There are 6862 new community cases of Covid today, as health officials reveal another 25 deaths linked to the virus.
Of the people whose deaths the Ministry of Health reported today, five were from the Auckland region, three were from Northland, one was from Waikato, one was from Hawke's Bay, nine were from Canterbury, two were from the Wellington region, one was from MidCentral, one was from Bay of Plenty and two were from the Southern region.
One person was aged in their 30s, three people were in their 40s, four in their 50s, two were in their 60s, four were in their 70s, six were in their 80s and five were aged over 90.
The total number of deaths with Covid-19 is 1127 and the seven-day rolling average of reported deaths is 13, the ministry said in today's update.
There are 350 people in hospital with the virus, including 10 in intensive care.
The number of community cases is trending down - the seven-day rolling average is 6960, while last Friday it was 8032.
The locations of today's 6862 community cases is: Northland (234), Auckland (2292), Waikato (505), Bay of Plenty (193), Lakes (104), Hawke's Bay (155), MidCentral (214), Whanganui (79), Taranaki (198), Tairāwhiti (30), Wairarapa (57), Capital and Coast (543), Hutt Valley (203), Nelson Marlborough (283), Canterbury (1078), South Canterbury (148), Southern (484) and the West Coast (60). The locations of two cases is not known.

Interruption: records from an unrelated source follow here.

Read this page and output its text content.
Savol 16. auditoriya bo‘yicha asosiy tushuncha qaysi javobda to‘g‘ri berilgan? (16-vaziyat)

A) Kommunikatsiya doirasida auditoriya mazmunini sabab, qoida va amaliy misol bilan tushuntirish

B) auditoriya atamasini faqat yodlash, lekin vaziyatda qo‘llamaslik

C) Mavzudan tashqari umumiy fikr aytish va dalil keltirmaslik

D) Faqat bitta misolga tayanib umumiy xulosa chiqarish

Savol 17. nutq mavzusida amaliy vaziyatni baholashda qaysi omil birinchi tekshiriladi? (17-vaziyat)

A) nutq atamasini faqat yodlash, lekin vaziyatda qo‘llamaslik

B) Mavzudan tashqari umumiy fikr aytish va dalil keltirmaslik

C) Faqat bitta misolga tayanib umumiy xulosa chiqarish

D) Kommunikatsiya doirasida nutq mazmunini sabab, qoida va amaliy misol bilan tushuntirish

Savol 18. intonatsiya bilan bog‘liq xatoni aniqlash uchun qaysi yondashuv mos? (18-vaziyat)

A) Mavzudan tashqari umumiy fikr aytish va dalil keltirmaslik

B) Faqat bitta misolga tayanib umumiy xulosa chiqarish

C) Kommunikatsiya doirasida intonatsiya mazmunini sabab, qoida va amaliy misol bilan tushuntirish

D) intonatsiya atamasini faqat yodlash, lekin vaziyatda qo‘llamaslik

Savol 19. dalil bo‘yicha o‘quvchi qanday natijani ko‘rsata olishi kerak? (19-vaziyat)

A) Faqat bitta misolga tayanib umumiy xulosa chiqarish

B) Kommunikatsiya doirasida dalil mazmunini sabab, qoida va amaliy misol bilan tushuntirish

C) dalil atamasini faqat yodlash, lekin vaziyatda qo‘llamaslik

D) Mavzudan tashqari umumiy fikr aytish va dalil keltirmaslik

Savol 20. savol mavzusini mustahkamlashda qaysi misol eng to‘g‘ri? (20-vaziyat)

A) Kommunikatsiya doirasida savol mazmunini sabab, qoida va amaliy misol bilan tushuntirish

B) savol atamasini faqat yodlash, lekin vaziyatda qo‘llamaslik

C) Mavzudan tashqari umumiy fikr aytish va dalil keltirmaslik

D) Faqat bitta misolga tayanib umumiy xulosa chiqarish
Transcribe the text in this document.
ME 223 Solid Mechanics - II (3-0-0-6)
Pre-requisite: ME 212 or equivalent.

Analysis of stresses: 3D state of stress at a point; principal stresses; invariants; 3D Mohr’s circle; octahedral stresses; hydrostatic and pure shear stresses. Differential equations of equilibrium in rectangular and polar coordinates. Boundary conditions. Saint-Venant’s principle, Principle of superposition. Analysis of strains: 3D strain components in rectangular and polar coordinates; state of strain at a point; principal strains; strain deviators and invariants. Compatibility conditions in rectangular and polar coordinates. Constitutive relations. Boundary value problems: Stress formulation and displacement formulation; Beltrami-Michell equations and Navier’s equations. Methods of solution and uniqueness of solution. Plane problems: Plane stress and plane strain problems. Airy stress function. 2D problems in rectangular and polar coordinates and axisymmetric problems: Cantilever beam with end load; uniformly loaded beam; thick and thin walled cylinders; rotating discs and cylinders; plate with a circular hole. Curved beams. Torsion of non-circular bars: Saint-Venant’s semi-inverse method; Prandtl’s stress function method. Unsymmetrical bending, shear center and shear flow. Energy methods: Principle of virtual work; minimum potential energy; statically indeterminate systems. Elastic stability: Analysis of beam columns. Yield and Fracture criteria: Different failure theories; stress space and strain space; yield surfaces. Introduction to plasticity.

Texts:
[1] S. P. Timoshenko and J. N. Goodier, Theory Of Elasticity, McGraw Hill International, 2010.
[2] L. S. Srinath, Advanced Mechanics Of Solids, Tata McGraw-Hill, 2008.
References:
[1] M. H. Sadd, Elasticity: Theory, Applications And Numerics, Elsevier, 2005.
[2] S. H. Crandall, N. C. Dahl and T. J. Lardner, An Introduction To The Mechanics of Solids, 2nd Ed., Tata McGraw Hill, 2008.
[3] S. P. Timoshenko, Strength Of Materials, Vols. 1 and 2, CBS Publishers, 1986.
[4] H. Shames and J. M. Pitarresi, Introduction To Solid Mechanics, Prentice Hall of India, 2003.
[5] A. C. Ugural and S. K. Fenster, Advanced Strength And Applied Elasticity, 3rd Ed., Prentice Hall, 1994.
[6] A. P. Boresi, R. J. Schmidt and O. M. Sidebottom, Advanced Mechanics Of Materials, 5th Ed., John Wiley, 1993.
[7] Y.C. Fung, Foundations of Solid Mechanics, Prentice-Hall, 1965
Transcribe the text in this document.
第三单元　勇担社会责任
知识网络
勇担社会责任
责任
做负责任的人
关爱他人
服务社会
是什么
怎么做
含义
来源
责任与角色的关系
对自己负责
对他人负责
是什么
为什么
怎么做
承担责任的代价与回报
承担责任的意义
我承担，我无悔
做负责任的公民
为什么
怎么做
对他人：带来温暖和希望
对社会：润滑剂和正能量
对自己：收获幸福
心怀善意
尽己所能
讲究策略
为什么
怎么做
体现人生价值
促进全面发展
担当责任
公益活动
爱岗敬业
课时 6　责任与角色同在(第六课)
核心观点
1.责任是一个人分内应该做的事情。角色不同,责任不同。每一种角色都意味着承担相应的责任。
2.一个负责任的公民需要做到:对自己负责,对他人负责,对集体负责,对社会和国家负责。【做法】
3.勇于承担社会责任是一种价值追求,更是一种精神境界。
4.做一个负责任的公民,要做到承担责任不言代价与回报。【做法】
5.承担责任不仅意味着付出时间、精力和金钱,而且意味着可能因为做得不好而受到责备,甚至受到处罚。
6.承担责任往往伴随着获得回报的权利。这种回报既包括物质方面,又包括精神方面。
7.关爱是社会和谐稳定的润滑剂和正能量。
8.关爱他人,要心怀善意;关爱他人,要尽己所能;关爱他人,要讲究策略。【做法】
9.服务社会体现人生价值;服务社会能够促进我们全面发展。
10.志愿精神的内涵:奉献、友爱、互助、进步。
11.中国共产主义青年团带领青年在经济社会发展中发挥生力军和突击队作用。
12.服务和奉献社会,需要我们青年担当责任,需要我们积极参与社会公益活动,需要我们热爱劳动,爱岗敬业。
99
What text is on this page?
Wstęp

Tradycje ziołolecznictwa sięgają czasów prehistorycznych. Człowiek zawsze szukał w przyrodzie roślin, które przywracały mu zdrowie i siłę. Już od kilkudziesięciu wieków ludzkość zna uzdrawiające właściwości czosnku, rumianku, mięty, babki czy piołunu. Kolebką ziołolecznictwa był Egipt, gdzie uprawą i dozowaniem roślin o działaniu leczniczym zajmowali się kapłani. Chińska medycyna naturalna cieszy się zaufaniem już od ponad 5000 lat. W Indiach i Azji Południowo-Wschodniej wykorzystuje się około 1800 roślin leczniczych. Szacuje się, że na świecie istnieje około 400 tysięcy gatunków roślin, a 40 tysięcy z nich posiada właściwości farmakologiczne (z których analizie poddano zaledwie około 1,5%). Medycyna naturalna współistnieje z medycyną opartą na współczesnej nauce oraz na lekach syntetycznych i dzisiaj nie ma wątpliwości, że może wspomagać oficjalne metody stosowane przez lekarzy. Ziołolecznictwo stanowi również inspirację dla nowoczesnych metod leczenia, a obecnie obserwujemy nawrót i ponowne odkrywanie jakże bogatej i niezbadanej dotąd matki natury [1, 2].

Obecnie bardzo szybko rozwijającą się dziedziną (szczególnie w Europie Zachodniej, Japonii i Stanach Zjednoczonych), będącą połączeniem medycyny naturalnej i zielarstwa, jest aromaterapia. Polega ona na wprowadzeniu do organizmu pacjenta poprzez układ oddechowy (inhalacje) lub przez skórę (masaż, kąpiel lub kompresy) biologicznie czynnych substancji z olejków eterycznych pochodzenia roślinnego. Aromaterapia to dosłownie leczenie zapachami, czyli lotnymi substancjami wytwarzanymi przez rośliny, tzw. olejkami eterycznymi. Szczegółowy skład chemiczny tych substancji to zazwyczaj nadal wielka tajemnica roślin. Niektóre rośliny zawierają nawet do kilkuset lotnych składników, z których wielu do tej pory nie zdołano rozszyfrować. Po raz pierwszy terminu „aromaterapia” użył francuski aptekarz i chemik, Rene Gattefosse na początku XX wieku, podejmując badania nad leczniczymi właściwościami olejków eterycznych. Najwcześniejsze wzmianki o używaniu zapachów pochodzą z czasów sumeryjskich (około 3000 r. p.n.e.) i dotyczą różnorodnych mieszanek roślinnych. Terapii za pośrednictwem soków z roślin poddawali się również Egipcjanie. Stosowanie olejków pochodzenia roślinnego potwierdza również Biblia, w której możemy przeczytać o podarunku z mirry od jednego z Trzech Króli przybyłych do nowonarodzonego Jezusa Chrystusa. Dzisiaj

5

Meanwhile, the ministry has reported 90 imported cases.
There are currently 48,706 active community cases of Covid-19 in total.
The 350 patients in hospital are in Northland (10), Waitemata (35), Counties Manukau (25), Auckland (62), Waikato (23), Bay of Plenty (seven), Lakes (five), Tairāwhiti (two), Hawke's Bay (20), Taranaki (six), Whanganui (three), MidCentral (13), Wairarapa (two), Hutt Valley (five), Capital and Coast (29), Nelson Marlborough (11), Canterbury (46), South Canterbury (11), West Coast (one) and Southern (34). The ministry said Wairarapa DHB had not yet submitted its hospitalisation numbers, therefore the figures included today were from yesterday. Additionally, yesterday's hospitalisation numbers for Hutt Valley were reported as 34 in error, the ministry said. The correct number was four.
A total of 95.2 per cent of eligible Kiwis have had two vaccine doses and 70.6 per cent of those eligible have been boosted.
For Māori, these figures are 88.3 per cent and 53.4 per cent, respectively.
More than a quarter of children aged 5-11 are now double-jabbed.
Today's case numbers come as health officials confirmed Dr Ashley Bloomfield had tested positive for Covid while representing New Zealand in Switzerland at the World Health Assembly.
Bloomfield, who returned a positive result yesterday, was now self-isolating in Geneva meaning his return to New Zealand would be delayed.
He had been following all appropriate health precautions and was experiencing mild symptoms, said officials.
Today the Covid Response Minister Chris Hipkins announced details about the second Pfizer jab, indicating hundreds of thousands of people would be eligible for the shot in coming months as winter approached.
It follows a recommendation from the ministry's vaccination advisory group that a second booster dose might be beneficial for those most at-risk of serious illness from the infection and with a gap of six months from their previous booster.
Older people, aged care facility residents, disability care residents aged 16 years and over, and severely immunocompromised people aged 16 years and over could be eligible.
The vast majority of this targeted group would be able to get their second shot from July.
It comes as a new Omicron variant emerged in the community in Hawke's Bay this week.
On Wednesday, health officials revealed the first case of Omicron sub-variant BA.2.12.1 in a community case, without a clear link to the border, from a test result returned earlier in May.
The subvariant is prevalent in the United States and had been detected at the New Zealand border for many weeks, with 29 imported cases reported since April.
The ministry said emerging data suggested BA.2.12.1 was marginally more transmissible than the subvariants currently circulating in New Zealand.
Genomic surveillance remained in place to study any new variants and track their spread.
Meanwhile, the Omicron BA.4 and BA.5 sub-variants had been detected in wastewater samples at Rosedale on Auckland's North Shore and in Gisborne.
"The BA.4 and BA.5 sub-variants are being monitored by the World Health Organisation; to date, compared to BA.2, there is clinical data to suggest an increased transmissibility but no data suggesting it causes more severe illness," said the ministry.
Officials said the vast majority of recently sequenced cases in New Zealand continued to be of the Omicron BA.2 sub-variant, with small number of cases with the BA.1 sub-variant.